Advantages of Setting Up an UTMA/UGMA Account for Your Grandchildren

The Benefits of Opening an UTMA/UGMA for Your Grandchildren

Grandparents, are you looking for ways to transfer some of your assets to your grandchildren while also teaching them valuable financial skills? Opening a UTMA (Uniform Transfers to Minors Act) or UGMA (Uniform Gifts to Minors Act) account could be the perfect solution. Not only do these accounts allow you to gift assets to the younger generation, but they also serve as an excellent educational tool for imparting important lessons about investing and financial management. Here’s how you can make the most of this opportunity to both give and teach.

What are Uniform Gifts to Minors Act (UGMA) and Uniform Transfers to Minors Act (UTMA) accounts?

  • These types of accounts are custodial accounts which allow you to invest on behalf of a minor until they reach the age of majority. The age of majority is usually either 18 or 21, determined by the state of residence of the custodian.
  • UTMAs and UGMAs allow financial investments, but UTMAs also allow property such as real estate. UTMAs may be the only option when opening a new account. Vermont and South Carolina residents can only establish new UGMAs.

Why use this type of account?

UTMAs and UGMAs can transfer wealth to a grandchild, of course, but you can also use them as a learning tool to provide financial education. Gifting even a small amount of money to a UTMA or UGMA and passing along your investment knowledge can give your grandchild a gift more valuable than money that will last a lifetime.

How are UTMAs/UGMAs taxed?

This account is owned by the child, so earnings are generally taxed at the child’s assumed lower tax rate instead of the parent’s rate. This is the power of this type of account.

What is the impact on Financial Aid?

Since these are the child’s assets, there is an expectation that more funds of these funds would go toward the child’s education. Saving for College indicates “20 percent of a student’s assets are counted on the FAFSA, 25 percent are counted on the CSS Profile. Any interest, dividends, or capital gains reported on the student’s income tax return are also counted as income on the FAFSA and assessed at 50 percent.” Note: This is not tax-advantaged like a 529 plan.

How can you use the funds in a UTMA/UGMA?

This account can be used for anything! Whether these funds are earmarked for your grandchild’s first car, a downpayment on a home, or kickstarting their funds for retirement, these assets will continue to be invested for their goals. If the focus is specifically on education, a 529 Plan may be a better choice in some circumstances, however.

What happens when the grandchild turns the age of majority?

While the grandchild is the minor, you will continue to manage and invest in the UTMA/UGMA. After the age of majority, the grandchild takes over ownership of the account, and it becomes their individual account. This is where the knowledge and financial skills they have learned from you help them to become a responsible and informed investor for their future success.

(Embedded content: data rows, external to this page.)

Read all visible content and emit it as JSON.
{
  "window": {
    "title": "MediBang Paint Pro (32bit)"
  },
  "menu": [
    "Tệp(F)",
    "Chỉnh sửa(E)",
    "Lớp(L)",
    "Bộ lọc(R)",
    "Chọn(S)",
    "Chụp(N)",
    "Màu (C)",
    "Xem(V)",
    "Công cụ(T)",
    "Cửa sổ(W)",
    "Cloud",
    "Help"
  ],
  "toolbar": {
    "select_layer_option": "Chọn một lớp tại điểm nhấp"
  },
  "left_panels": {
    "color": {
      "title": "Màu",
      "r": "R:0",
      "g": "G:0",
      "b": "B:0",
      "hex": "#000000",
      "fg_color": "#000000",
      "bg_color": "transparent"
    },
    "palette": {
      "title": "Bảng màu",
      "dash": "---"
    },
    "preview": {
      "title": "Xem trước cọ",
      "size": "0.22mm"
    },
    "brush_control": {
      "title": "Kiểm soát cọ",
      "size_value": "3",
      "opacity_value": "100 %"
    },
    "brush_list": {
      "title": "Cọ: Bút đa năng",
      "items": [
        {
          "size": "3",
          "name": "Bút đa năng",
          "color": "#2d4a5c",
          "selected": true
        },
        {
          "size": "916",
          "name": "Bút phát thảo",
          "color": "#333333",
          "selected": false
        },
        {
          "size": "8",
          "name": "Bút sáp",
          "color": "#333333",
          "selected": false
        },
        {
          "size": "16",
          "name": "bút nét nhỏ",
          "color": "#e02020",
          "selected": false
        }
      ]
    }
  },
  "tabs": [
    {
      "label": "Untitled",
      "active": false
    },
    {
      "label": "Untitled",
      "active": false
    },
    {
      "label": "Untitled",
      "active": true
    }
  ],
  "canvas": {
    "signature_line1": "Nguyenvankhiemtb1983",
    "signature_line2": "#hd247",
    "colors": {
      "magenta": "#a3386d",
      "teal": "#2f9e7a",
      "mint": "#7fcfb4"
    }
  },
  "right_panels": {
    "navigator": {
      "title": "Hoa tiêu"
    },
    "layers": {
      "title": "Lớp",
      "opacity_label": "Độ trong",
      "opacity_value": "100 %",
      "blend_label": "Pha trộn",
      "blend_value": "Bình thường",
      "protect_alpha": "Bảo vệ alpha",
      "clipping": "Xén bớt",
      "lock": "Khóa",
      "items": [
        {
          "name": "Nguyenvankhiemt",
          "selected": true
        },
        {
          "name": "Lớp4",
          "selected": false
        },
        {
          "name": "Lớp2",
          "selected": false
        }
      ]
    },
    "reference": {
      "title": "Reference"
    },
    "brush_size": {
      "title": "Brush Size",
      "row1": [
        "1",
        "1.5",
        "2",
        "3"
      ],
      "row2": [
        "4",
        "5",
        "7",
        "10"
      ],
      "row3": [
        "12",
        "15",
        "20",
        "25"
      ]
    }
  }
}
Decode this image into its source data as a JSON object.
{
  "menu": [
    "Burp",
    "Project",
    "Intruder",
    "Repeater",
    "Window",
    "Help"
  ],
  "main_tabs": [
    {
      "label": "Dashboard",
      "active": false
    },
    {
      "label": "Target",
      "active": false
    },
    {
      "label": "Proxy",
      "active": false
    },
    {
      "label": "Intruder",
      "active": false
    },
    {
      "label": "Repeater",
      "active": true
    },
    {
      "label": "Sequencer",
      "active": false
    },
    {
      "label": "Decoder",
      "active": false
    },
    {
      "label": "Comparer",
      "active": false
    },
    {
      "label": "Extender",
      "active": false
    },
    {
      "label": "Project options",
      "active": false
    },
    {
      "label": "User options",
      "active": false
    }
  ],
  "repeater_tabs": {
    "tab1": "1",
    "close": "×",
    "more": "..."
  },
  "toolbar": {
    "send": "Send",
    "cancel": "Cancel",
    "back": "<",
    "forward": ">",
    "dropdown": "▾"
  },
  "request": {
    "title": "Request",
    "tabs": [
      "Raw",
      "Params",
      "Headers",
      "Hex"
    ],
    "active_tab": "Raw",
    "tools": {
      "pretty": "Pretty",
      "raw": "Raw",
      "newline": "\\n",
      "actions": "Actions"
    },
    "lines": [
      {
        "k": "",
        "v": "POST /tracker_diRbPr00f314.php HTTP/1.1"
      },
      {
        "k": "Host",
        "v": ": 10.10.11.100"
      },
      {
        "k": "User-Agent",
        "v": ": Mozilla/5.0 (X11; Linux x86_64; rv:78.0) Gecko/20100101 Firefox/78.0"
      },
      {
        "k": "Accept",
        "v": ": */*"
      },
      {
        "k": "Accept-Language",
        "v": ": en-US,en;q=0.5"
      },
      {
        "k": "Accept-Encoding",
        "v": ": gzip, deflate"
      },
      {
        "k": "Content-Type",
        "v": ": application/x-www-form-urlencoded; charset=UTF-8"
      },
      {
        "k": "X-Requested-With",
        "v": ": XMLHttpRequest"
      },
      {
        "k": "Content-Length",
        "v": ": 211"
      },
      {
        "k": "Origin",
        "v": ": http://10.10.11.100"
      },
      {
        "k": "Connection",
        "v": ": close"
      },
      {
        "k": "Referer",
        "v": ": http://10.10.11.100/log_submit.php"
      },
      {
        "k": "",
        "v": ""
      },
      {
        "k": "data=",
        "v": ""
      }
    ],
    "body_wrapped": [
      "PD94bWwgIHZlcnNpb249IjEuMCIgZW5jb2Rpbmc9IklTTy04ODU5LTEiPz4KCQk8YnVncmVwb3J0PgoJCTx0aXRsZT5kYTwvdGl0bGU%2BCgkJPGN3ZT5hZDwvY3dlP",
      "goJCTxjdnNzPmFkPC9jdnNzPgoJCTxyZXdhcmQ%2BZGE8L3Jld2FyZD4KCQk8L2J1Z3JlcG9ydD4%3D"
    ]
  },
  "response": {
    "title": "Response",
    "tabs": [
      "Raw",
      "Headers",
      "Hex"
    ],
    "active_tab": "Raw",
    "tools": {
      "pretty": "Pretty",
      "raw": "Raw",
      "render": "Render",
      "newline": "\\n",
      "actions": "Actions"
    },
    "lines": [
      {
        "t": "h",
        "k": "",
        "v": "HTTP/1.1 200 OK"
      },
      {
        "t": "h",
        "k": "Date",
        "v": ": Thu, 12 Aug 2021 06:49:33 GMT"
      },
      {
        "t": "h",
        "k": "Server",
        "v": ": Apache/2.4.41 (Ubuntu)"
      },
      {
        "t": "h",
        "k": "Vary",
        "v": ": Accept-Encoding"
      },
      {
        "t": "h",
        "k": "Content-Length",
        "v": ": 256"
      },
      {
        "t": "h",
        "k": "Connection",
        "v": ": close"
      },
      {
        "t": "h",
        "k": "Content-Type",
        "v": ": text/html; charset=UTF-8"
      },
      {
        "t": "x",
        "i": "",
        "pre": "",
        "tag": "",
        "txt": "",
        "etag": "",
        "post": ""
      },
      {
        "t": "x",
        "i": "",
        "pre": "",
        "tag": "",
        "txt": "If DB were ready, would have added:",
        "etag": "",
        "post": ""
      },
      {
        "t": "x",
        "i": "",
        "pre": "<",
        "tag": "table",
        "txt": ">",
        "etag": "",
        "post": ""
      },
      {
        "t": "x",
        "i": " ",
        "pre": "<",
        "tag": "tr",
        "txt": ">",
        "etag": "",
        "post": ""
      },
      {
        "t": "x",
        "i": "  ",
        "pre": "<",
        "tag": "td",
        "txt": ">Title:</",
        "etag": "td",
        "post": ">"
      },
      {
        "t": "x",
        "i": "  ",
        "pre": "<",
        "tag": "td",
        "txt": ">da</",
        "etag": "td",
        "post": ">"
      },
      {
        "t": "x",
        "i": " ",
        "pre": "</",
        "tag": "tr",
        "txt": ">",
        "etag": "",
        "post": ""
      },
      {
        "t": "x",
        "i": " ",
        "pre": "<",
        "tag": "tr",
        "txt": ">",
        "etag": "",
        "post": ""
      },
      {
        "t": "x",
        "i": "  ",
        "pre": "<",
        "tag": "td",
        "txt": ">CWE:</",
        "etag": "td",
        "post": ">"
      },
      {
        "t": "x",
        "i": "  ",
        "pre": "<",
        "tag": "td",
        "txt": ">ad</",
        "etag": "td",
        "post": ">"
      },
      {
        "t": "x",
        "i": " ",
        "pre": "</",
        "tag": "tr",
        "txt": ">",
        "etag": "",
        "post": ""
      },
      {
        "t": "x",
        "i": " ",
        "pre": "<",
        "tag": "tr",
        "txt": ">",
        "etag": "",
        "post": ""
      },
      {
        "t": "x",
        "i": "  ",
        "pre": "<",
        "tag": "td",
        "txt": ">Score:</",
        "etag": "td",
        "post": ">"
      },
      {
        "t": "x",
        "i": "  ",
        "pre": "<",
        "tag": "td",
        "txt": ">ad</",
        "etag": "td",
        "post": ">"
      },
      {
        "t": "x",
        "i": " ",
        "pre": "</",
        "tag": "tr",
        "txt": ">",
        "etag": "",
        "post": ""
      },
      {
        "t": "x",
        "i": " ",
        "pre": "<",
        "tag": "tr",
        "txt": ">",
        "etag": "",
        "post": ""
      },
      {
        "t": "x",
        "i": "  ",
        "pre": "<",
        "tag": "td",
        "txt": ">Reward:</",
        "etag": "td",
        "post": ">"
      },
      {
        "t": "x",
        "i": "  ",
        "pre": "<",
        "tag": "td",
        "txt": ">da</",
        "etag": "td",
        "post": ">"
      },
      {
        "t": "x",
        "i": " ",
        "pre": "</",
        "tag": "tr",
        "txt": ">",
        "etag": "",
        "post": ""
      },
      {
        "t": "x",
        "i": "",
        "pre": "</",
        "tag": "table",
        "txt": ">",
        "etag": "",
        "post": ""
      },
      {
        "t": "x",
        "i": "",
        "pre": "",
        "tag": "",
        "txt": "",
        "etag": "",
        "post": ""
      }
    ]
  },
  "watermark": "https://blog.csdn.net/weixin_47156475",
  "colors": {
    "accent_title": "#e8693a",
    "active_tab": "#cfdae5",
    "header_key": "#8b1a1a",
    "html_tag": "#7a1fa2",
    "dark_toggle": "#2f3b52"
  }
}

Where Can You Open a UTMA/UGMA Account?

Ready to get started? Here are three reputable custodians where you can open a UTMA/UGMA account today:

  1. Vanguard: Known for its low-cost index funds and long-term investment philosophy, Vanguard is a great option if you’re looking to minimize fees while teaching your grandchild about diversified investing. Open a UTMA/UGMA with Vanguard.
  2. Schwab: Charles Schwab offers a user-friendly platform with a range of educational resources, making it a good choice for grandparents who want to engage younger family members in managing their investments. Open a UTMA/UGMA with Schwab.
  3. Fidelity: With a strong emphasis on financial education and planning tools, Fidelity is ideal for those who want to teach their grandchildren about investing while providing a wide array of investment options. Open a UTMA/UGMA with Fidelity.

Opening a UTMA or UGMA account for your grandchildren is a wonderful way to contribute to their financial future while also passing on essential money management skills.

Interested in other ways to financially support your loved ones? Check out our article on 5 Ways to Give Your Godchild (or Loved One) a Financial Boost

FAQs

1. Can I open both a UTMA and UGMA account for the same grandchild?

Yes, you can have both types of accounts open for the same grandchild, but it’s important to understand the differences between them and how they can impact your overall financial planning.

2. What happens if my grandchild decides not to use the funds for education?

If the funds in a UTMA or UGMA account are not used for education, your grandchild can still access them for other purposes once they reach the age of majority. It’s important to have open communication with your grandchild about the intended use of the funds.

3. Are there any limits to how much I can contribute to a UTMA or UGMA account?

While there are no federal limits on contributions to these accounts, individual states may have their own rules and restrictions. It’s essential to check with the specific financial institution and your state regulations before making contributions.

Conclusion

Opening a UTMA or UGMA account for your grandchildren is not only a generous gift but also a valuable tool for teaching them about financial responsibility and investing. By transferring assets to the younger generation and providing them with the opportunity to learn about managing their finances, you can set them up for a more secure financial future. Consider the benefits of these custodial accounts and explore your options with reputable custodians to start investing in your grandchild’s future today.